Its most noticable from the back, where the leather armour comes up a real treat with a coat of Aggaros Dunes on a white undercoat base layer

With ADLG units being 6/base, this set of 16 also allowed me to eke out two units of light foot archers too

Looking at the army list I'm now not entirely sure where these guys will fit in, but I believe that some of the Successor armies get the odd Persian peasant archer unit too so I'm sure they will make an appearance some day. 


Lots of big moustaches!

My existing Persian infantry are Museum Z-Sculpts, which look great when ranked up in a dense formation but actually don't really stand up especially well when compared directly to the equivalent Xyston sculpts one-to-one


The Museum chaps are at the front, and are noticably slighter in build


More significantly however, the level of detail on the Museum castings is far shallower than on the Xyston sculpts, such that after even a thin layer of sprayed-on white base coat the detail on the Museum figures struggles to take the Contrast paints - whereas the exaggerated depths of the Xyston figures really allow this style of painting to "ping" 

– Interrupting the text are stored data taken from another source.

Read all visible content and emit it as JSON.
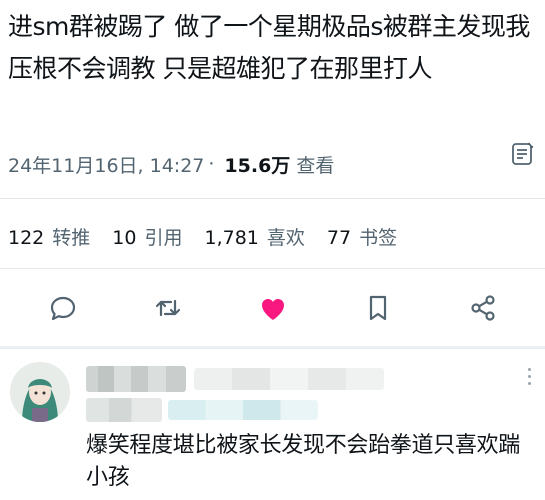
{
  "post": {
    "text": "进sm群被踢了 做了一个星期极品s被群主发现我压根不会调教 只是超雄犯了在那里打人",
    "date": "24年11月16日, 14:27",
    "views_count": "15.6万",
    "views_label": "查看"
  },
  "stats": {
    "retweets_count": "122",
    "retweets_label": "转推",
    "quotes_count": "10",
    "quotes_label": "引用",
    "likes_count": "1,781",
    "likes_label": "喜欢",
    "bookmarks_count": "77",
    "bookmarks_label": "书签"
  },
  "actions": {
    "reply_icon": "reply-icon",
    "retweet_icon": "retweet-icon",
    "like_icon": "heart-icon",
    "bookmark_icon": "bookmark-icon",
    "share_icon": "share-icon",
    "like_color": "#f91880",
    "icon_color": "#536471"
  },
  "reply": {
    "text": "爆笑程度堪比被家长发现不会跆拳道只喜欢踹小孩"
  }
}
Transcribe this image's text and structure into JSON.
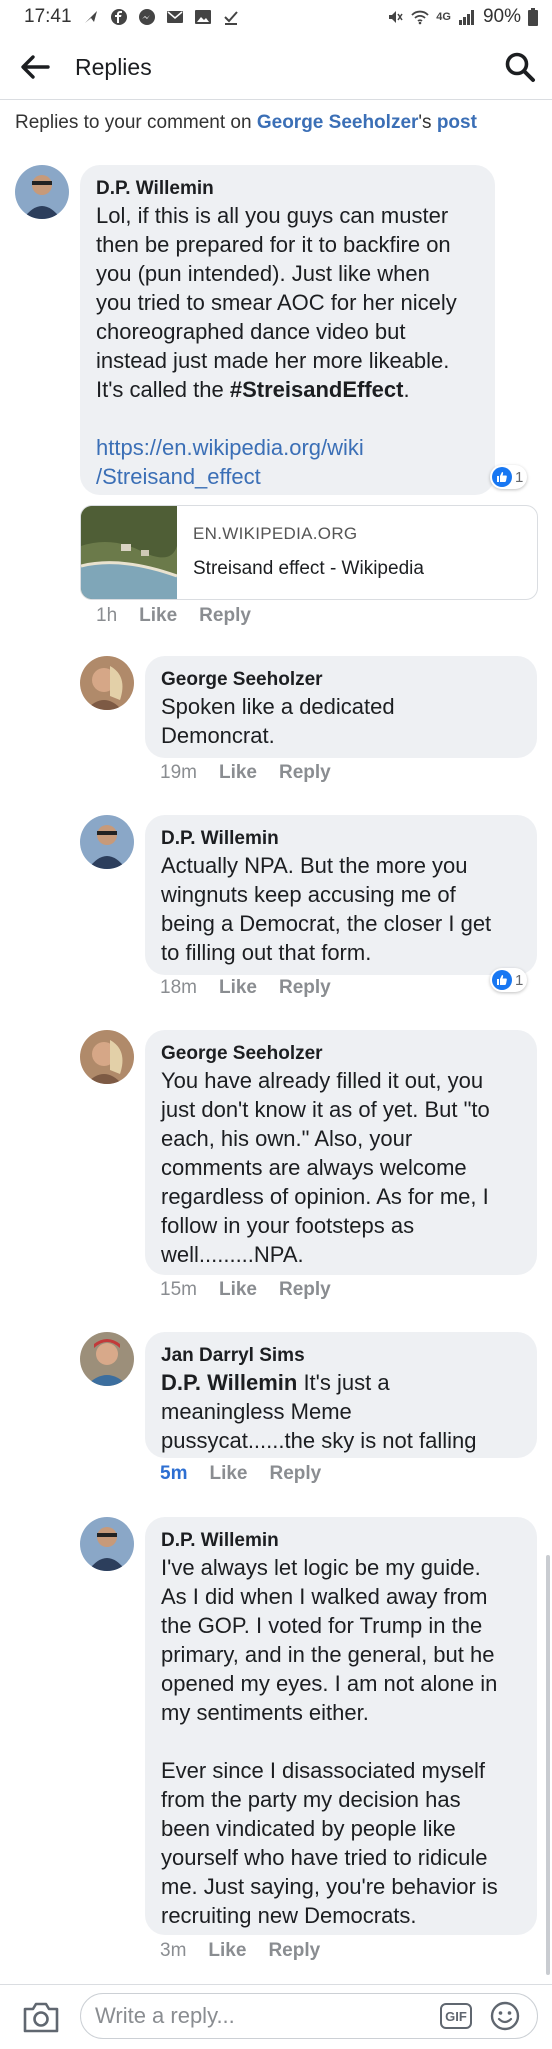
{
  "status_bar": {
    "time": "17:41",
    "network": "4G",
    "battery": "90%"
  },
  "header": {
    "title": "Replies"
  },
  "context": {
    "prefix": "Replies to your comment on ",
    "author": "George Seeholzer",
    "possessive": "'s ",
    "post_link": "post"
  },
  "comments": [
    {
      "author": "D.P. Willemin",
      "text": "Lol, if this is all you guys can muster\nthen be prepared for it to backfire on\nyou (pun intended). Just like when\nyou tried to smear AOC for her nicely\nchoreographed dance video but\ninstead just made her more likeable.\nIt's called the ",
      "hashtag": "#StreisandEffect",
      "text_end": ".",
      "link": "https://en.wikipedia.org/wiki\n/Streisand_effect",
      "time": "1h",
      "like": "Like",
      "reply": "Reply",
      "reactions": "1"
    },
    {
      "author": "George Seeholzer",
      "text": "Spoken like a dedicated\nDemoncrat.",
      "time": "19m",
      "like": "Like",
      "reply": "Reply"
    },
    {
      "author": "D.P. Willemin",
      "text": "Actually NPA. But the more you\nwingnuts keep accusing me of\nbeing a Democrat, the closer I get\nto filling out that form.",
      "time": "18m",
      "like": "Like",
      "reply": "Reply",
      "reactions": "1"
    },
    {
      "author": "George Seeholzer",
      "text": "You have already filled it out, you\njust don't know it as of yet. But \"to\neach, his own.\" Also, your\ncomments are always welcome\nregardless of opinion. As for me, I\nfollow in your footsteps as\nwell.........NPA.",
      "time": "15m",
      "like": "Like",
      "reply": "Reply"
    },
    {
      "author": "Jan Darryl Sims",
      "mention": "D.P. Willemin",
      "text": " It's just a\nmeaningless Meme\npussycat......the sky is not falling",
      "time": "5m",
      "like": "Like",
      "reply": "Reply"
    },
    {
      "author": "D.P. Willemin",
      "text": "I've always let logic be my guide.\nAs I did when I walked away from\nthe GOP. I voted for Trump in the\nprimary, and in the general, but he\nopened my eyes. I am not alone in\nmy sentiments either.\n\nEver since I disassociated myself\nfrom the party my decision has\nbeen vindicated by people like\nyourself who have tried to ridicule\nme. Just saying, you're behavior is\nrecruiting new Democrats.",
      "time": "3m",
      "like": "Like",
      "reply": "Reply"
    }
  ],
  "link_preview": {
    "domain": "EN.WIKIPEDIA.ORG",
    "title": "Streisand effect - Wikipedia"
  },
  "composer": {
    "placeholder": "Write a reply...",
    "gif_label": "GIF"
  },
  "colors": {
    "accent": "#3b6fb6",
    "bubble": "#eef0f3",
    "meta": "#8a8d91",
    "like_blue": "#1877f2"
  }
}
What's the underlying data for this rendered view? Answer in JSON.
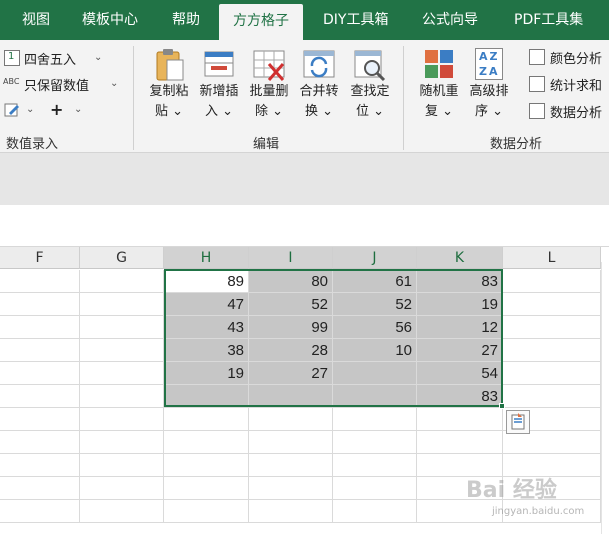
{
  "tabs": [
    {
      "label": "视图",
      "active": false
    },
    {
      "label": "模板中心",
      "active": false
    },
    {
      "label": "帮助",
      "active": false
    },
    {
      "label": "方方格子",
      "active": true
    },
    {
      "label": "DIY工具箱",
      "active": false
    },
    {
      "label": "公式向导",
      "active": false
    },
    {
      "label": "PDF工具集",
      "active": false
    }
  ],
  "ribbon": {
    "numeric_group": {
      "round_label": "四舍五入",
      "round_icon_text": "1",
      "keep_value_label": "只保留数值",
      "abc_icon_text": "ABC",
      "plus_label": "+",
      "group_label": "数值录入"
    },
    "edit_group": {
      "buttons": [
        {
          "line1": "复制粘",
          "line2": "贴"
        },
        {
          "line1": "新增插",
          "line2": "入"
        },
        {
          "line1": "批量删",
          "line2": "除"
        },
        {
          "line1": "合并转",
          "line2": "换"
        },
        {
          "line1": "查找定",
          "line2": "位"
        }
      ],
      "group_label": "编辑"
    },
    "analysis_group": {
      "buttons": [
        {
          "line1": "随机重",
          "line2": "复"
        },
        {
          "line1": "高级排",
          "line2": "序"
        }
      ],
      "az_top": "AZ",
      "az_bottom": "ZA",
      "small_items": [
        "颜色分析",
        "统计求和",
        "数据分析"
      ],
      "group_label": "数据分析"
    }
  },
  "grid": {
    "columns": [
      "F",
      "G",
      "H",
      "I",
      "J",
      "K",
      "L"
    ],
    "selected_columns": [
      "H",
      "I",
      "J",
      "K"
    ],
    "values": {
      "H": [
        "89",
        "47",
        "43",
        "38",
        "19",
        ""
      ],
      "I": [
        "80",
        "52",
        "99",
        "28",
        "27",
        ""
      ],
      "J": [
        "61",
        "52",
        "56",
        "10",
        "",
        ""
      ],
      "K": [
        "83",
        "19",
        "12",
        "27",
        "54",
        "83"
      ]
    }
  },
  "watermark": {
    "text": "Bai 经验",
    "url": "jingyan.baidu.com"
  },
  "colors": {
    "accent": "#217346",
    "selection": "#c6c6c6"
  }
}
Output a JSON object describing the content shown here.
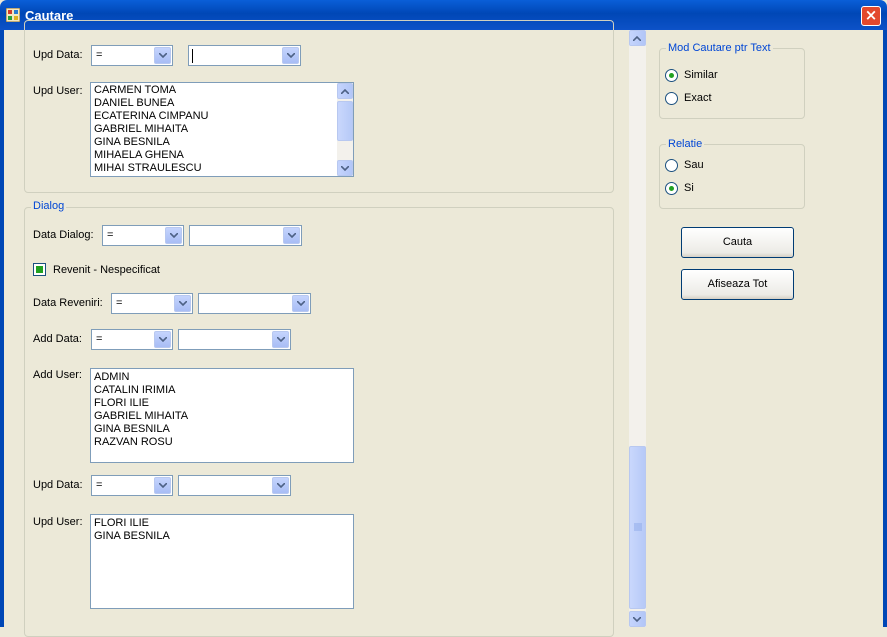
{
  "window": {
    "title": "Cautare"
  },
  "top_section": {
    "upd_data_label": "Upd Data:",
    "upd_data_op": "=",
    "upd_user_label": "Upd User:",
    "upd_user_items": [
      "CARMEN TOMA",
      "DANIEL BUNEA",
      "ECATERINA CIMPANU",
      "GABRIEL MIHAITA",
      "GINA BESNILA",
      "MIHAELA GHENA",
      "MIHAI STRAULESCU"
    ]
  },
  "dialog": {
    "title": "Dialog",
    "data_dialog_label": "Data Dialog:",
    "data_dialog_op": "=",
    "revenit_label": "Revenit - Nespecificat",
    "data_reveniri_label": "Data Reveniri:",
    "data_reveniri_op": "=",
    "add_data_label": "Add Data:",
    "add_data_op": "=",
    "add_user_label": "Add User:",
    "add_user_items": [
      "ADMIN",
      "CATALIN IRIMIA",
      "FLORI ILIE",
      "GABRIEL MIHAITA",
      "GINA BESNILA",
      "RAZVAN ROSU"
    ],
    "upd_data_label": "Upd Data:",
    "upd_data_op": "=",
    "upd_user_label": "Upd User:",
    "upd_user_items": [
      "FLORI ILIE",
      "GINA BESNILA"
    ]
  },
  "mod_cautare": {
    "title": "Mod Cautare ptr Text",
    "options": [
      "Similar",
      "Exact"
    ],
    "selected": "Similar"
  },
  "relatie": {
    "title": "Relatie",
    "options": [
      "Sau",
      "Si"
    ],
    "selected": "Si"
  },
  "buttons": {
    "cauta": "Cauta",
    "afiseaza_tot": "Afiseaza Tot"
  }
}
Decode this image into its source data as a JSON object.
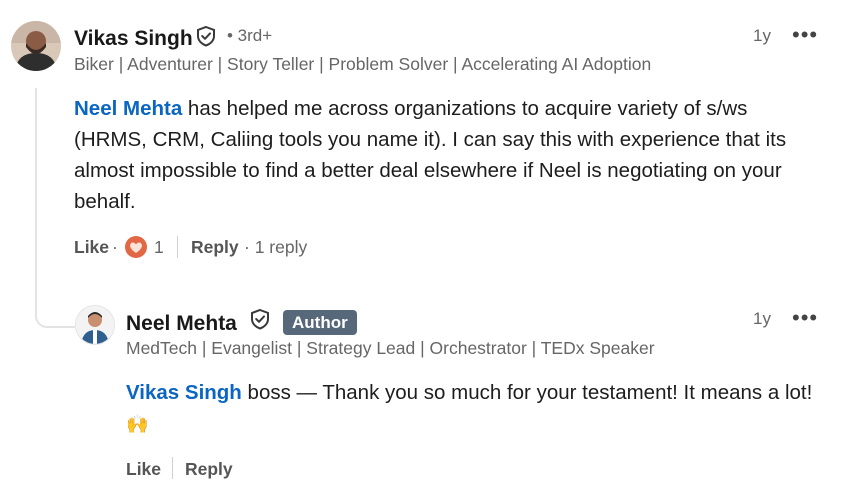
{
  "comment": {
    "author": "Vikas Singh",
    "degree": "• 3rd+",
    "headline": "Biker | Adventurer | Story Teller | Problem Solver | Accelerating AI Adoption",
    "time": "1y",
    "mention": "Neel Mehta",
    "text": " has helped me across organizations to acquire variety of s/ws (HRMS, CRM, Caliing tools you name it). I can say this with experience that its almost impossible to find a better deal elsewhere if Neel is negotiating on your behalf.",
    "like_label": "Like",
    "dot": "·",
    "reaction_count": "1",
    "reply_label": "Reply",
    "reply_count": "· 1 reply"
  },
  "reply": {
    "author": "Neel Mehta",
    "badge": "Author",
    "headline": "MedTech | Evangelist | Strategy Lead | Orchestrator | TEDx Speaker",
    "time": "1y",
    "mention": "Vikas Singh",
    "text": " boss — Thank you so much for your testament! It means a lot!",
    "emoji": "🙌",
    "like_label": "Like",
    "reply_label": "Reply"
  },
  "menu_icon": "•••",
  "colors": {
    "link": "#0a66c2",
    "badge_bg": "#56687a",
    "love_reaction": "#e16745"
  },
  "icons": [
    "verified-shield-icon",
    "love-reaction-icon",
    "more-options-icon",
    "raising-hands-emoji"
  ]
}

It's not terminal - I'll still happily mix these in the same army, and same unit as well - but it is a reminder that different styles of sculpting work better with different paint techniques.

5 Jun 2024

Zenobia

Forged in Battle make a nice little pack of 15mm Legendary "Dark Age" Commanders, and one of the most legendary is Zenobia, Queen of Palmyra.



The set she is in is the WE-SG01 Dark Ages Assorted Speciality Figures Generals Pack



She has been painted in Contrasts, with the camel being done with the fabulous Aggaros Dunes one. 

12 May 2024

Camelphracts

Is it even a real word?  

Who knows in all honestly, but surely every Ancient wargamer will have considered adding a few Parthian Cataphract Camels to their collection at some point in their life? 

Well, at Warfare last year I had a voucher to spend and not all that much I actually wanted, so Forged in Battle ended up being the lucky recipients of my virtual cash and I became the owner of a pack of Camelphracts - which have finally been painted and added to the Bisely cabinet of shame.

They come in a pack of 8 models, which is readonable compared to the normal FiB sets of 12 cavalry as they are much bigger beasts than regular horses.

I then managed to obtain a couple more figures from Dave, as he had some spares allowing me to paint up the 3 bases that you'd need to field a max-sized Camephract force in a 300 point Parthian army for ADLG.


Of course the idea I would ever use a 300 point Parthian army in ADLG is pretty far fetched, but hey, having 9 Camelphracts is much better than having 6 and 2 spares eh?



The odd man out got based up a command stand


All done with contrasts plus drybrushed standard metals.